Riesgos de no retirar la uralita:

  • Multas de 901 a 45.000 euros o más según la gravedad.
  • Indemnizaciones por daños a la salud sin respaldo del seguro.
  • Posible vía penal si se acredita negligencia de la junta.

Entre el coste de la retirada de uralita en comunidad y el de una condena, la diferencia abarca lo económico y lo procesal: una decisión controlada frente a una imposición judicial. La junta que actúa con previsión conserva el control del proceso; la que espera, lo pierde en manos de un juzgado.

Conclusión

Con el marco legal, el desglose de costes y el procedimiento de votación claros, el siguiente paso es convocar la junta y llevar el punto a debate con un presupuesto cerrado.

Si la comunidad no actúa, la sanción económica y la responsabilidad civil recaen sobre todos los propietarios, así que conviene tratar el asunto con la misma seriedad que cualquier otra obligación del inmueble.

Priorice la seguridad jurídica: solicite un estudio de amianto, solicite ofertas de empresas registradas y someta la decisión a votación. Ese es el camino que evita sorpresas y mantiene el control del proceso.

En una retirada de uralita en comunidad, determinar quién paga la obra depende principalmente de la titularidad de la cubierta o del elemento afectado, de su consideración como elemento común o privativo y de las circunstancias que hacen necesaria la intervención. Cuando la uralita forma parte de un elemento común, el coste suele corresponder a la comunidad y distribuirse conforme a las reglas aplicables y las cuotas de participación, aunque pueden existir particularidades según los estatutos y el caso concreto. Por ello, antes de aprobar una derrama conviene revisar la documentación de la finca y disponer de una valoración profesional del desamiantado.

Si vuestra comunidad busca una empresa de retirada de uralita en Madrid, en nuestra empresa podemos valorar la cubierta y preparar un presupuesto detallado que facilite la toma de decisiones en junta. Nos encargamos de planificar la intervención, retirar los materiales con amianto mediante procedimientos especializados y gestionar su transporte y tratamiento autorizado, aportando además la documentación correspondiente. Así, la comunidad puede afrontar la obra con una previsión clara de los trabajos y costes necesarios y con las máximas garantías de seguridad y cumplimiento normativo.
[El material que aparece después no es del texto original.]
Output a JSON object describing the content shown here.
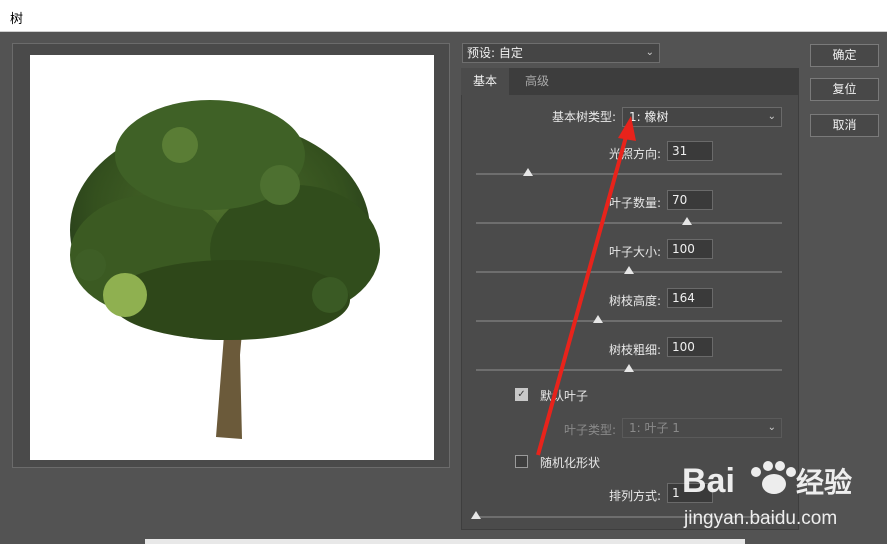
{
  "window": {
    "title": "树"
  },
  "preset": {
    "value": "预设: 自定"
  },
  "tabs": [
    {
      "label": "基本"
    },
    {
      "label": "高级"
    }
  ],
  "tree_type": {
    "label": "基本树类型:",
    "value": "1: 橡树"
  },
  "params": [
    {
      "label": "光照方向:",
      "value": "31",
      "level": 0.17
    },
    {
      "label": "叶子数量:",
      "value": "70",
      "level": 0.69
    },
    {
      "label": "叶子大小:",
      "value": "100",
      "level": 0.5
    },
    {
      "label": "树枝高度:",
      "value": "164",
      "level": 0.4
    },
    {
      "label": "树枝粗细:",
      "value": "100",
      "level": 0.5
    }
  ],
  "default_leaves": {
    "label": "默认叶子",
    "checked": true
  },
  "leaf_type": {
    "label": "叶子类型:",
    "value": "1: 叶子 1"
  },
  "randomize": {
    "label": "随机化形状",
    "checked": false
  },
  "arrangement": {
    "label": "排列方式:",
    "value": "1",
    "level": 0.0
  },
  "buttons": {
    "ok": "确定",
    "reset": "复位",
    "cancel": "取消"
  },
  "watermark": {
    "brand": "Bai",
    "brand2": "经验",
    "url": "jingyan.baidu.com"
  },
  "colors": {
    "annotation_arrow": "#e8231b",
    "tree_foliage": "#3a5a22",
    "trunk": "#6b5a3a"
  }
}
Preguntas frecuentes sobre Retirada de uralita en comunidad

¿Es obligatorio retirar la uralita en una comunidad?

Sí, cuando el fibrocemento está deteriorado, se manipula o supone un riesgo para la salud. La normativa no fija un plazo general de retirada, pero el deber de conservación del edificio, recogido en la Ley de Propiedad Horizontal, obliga a la comunidad a mantener los elementos comunes en estado seguro. Si una inspección técnica del edificio (ITE) detecta amianto en mal estado, la administración competente puede requerir su retirada con un plazo concreto.
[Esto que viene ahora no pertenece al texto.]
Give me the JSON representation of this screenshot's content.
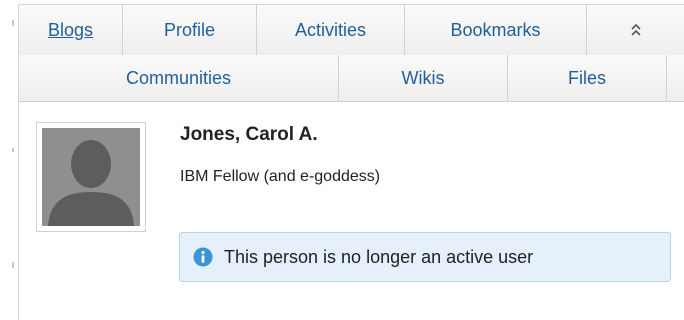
{
  "nav": {
    "row1": [
      {
        "label": "Blogs",
        "active": true
      },
      {
        "label": "Profile",
        "active": false
      },
      {
        "label": "Activities",
        "active": false
      },
      {
        "label": "Bookmarks",
        "active": false
      }
    ],
    "row2": [
      {
        "label": "Communities"
      },
      {
        "label": "Wikis"
      },
      {
        "label": "Files"
      }
    ],
    "collapse_icon": "collapse-up-icon"
  },
  "profile": {
    "name": "Jones, Carol A.",
    "title": "IBM Fellow (and e-goddess)",
    "avatar_icon": "default-person-avatar"
  },
  "notice": {
    "icon": "info-icon",
    "text": "This person is no longer an active user"
  },
  "colors": {
    "link": "#1f5f9e",
    "notice_bg": "#e5f0fa",
    "notice_border": "#b8d3ea",
    "info_icon": "#3a95d6",
    "avatar_bg": "#8f8f8f"
  }
}
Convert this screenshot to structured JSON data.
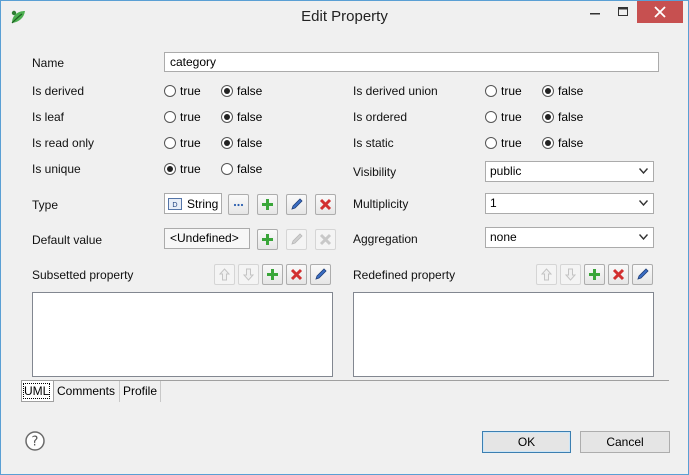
{
  "window": {
    "title": "Edit Property"
  },
  "colors": {
    "close_button": "#c75050",
    "add": "#3aa63a",
    "delete": "#d22f2f",
    "edit": "#3b6ec4"
  },
  "form": {
    "name": {
      "label": "Name",
      "value": "category"
    },
    "is_derived": {
      "label": "Is derived",
      "true_label": "true",
      "false_label": "false",
      "selected": "false"
    },
    "is_leaf": {
      "label": "Is leaf",
      "true_label": "true",
      "false_label": "false",
      "selected": "false"
    },
    "is_read_only": {
      "label": "Is read only",
      "true_label": "true",
      "false_label": "false",
      "selected": "false"
    },
    "is_unique": {
      "label": "Is unique",
      "true_label": "true",
      "false_label": "false",
      "selected": "true"
    },
    "is_derived_union": {
      "label": "Is derived union",
      "true_label": "true",
      "false_label": "false",
      "selected": "false"
    },
    "is_ordered": {
      "label": "Is ordered",
      "true_label": "true",
      "false_label": "false",
      "selected": "false"
    },
    "is_static": {
      "label": "Is static",
      "true_label": "true",
      "false_label": "false",
      "selected": "false"
    },
    "visibility": {
      "label": "Visibility",
      "value": "public"
    },
    "type": {
      "label": "Type",
      "value": "String",
      "browse_label": "…"
    },
    "multiplicity": {
      "label": "Multiplicity",
      "value": "1"
    },
    "default_value": {
      "label": "Default value",
      "value": "<Undefined>"
    },
    "aggregation": {
      "label": "Aggregation",
      "value": "none"
    },
    "subsetted_property": {
      "label": "Subsetted property"
    },
    "redefined_property": {
      "label": "Redefined property"
    }
  },
  "tabs": [
    {
      "label": "UML",
      "active": true
    },
    {
      "label": "Comments",
      "active": false
    },
    {
      "label": "Profile",
      "active": false
    }
  ],
  "footer": {
    "ok_label": "OK",
    "cancel_label": "Cancel"
  }
}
¿Puede un propietario negarse a pagar la derrama?

Acordada la retirada de uralita en comunidad por mayoría simple en junta, la derrama resultante es de obligado cumplimiento para todos los propietarios, incluidos los que votaron en contra. La negativa al pago permite a la comunidad reclamar la deuda por vía judicial, con intereses y costas. Un propietario solo podría impugnar el acuerdo si este vulnera la ley o los estatutos, y el desacuerdo económico no constituye motivo de impugnación.

¿Cuánto tiempo tarda la retirada de uralita en una comunidad?

El plazo depende del volumen de material y de la empresa contratada. Como referencia orientativa, una obra de retirada en un edificio medio suele requerir entre 1 y 3 semanas de trabajo, sin contar la tramitación previa: presupuestos, aprobación en junta y registro del plan de trabajo ante la autoridad laboral. Este último trámite puede demorar la ejecución varias semanas más.

¿Qué empresa puede realizar la retirada de uralita?

Únicamente una compañía que esté en el Registro de Empresas con Riesgo por Amianto (RERA) puede manipular y retirar este material. La inscripción es obligatoria y verificable en la web del Ministerio de Trabajo. Contratar a una empresa sin esta habilitación es una infracción grave que puede acarrear sanciones de hasta 40.000 euros, además de la nulidad del contrato y la responsabilidad civil por daños.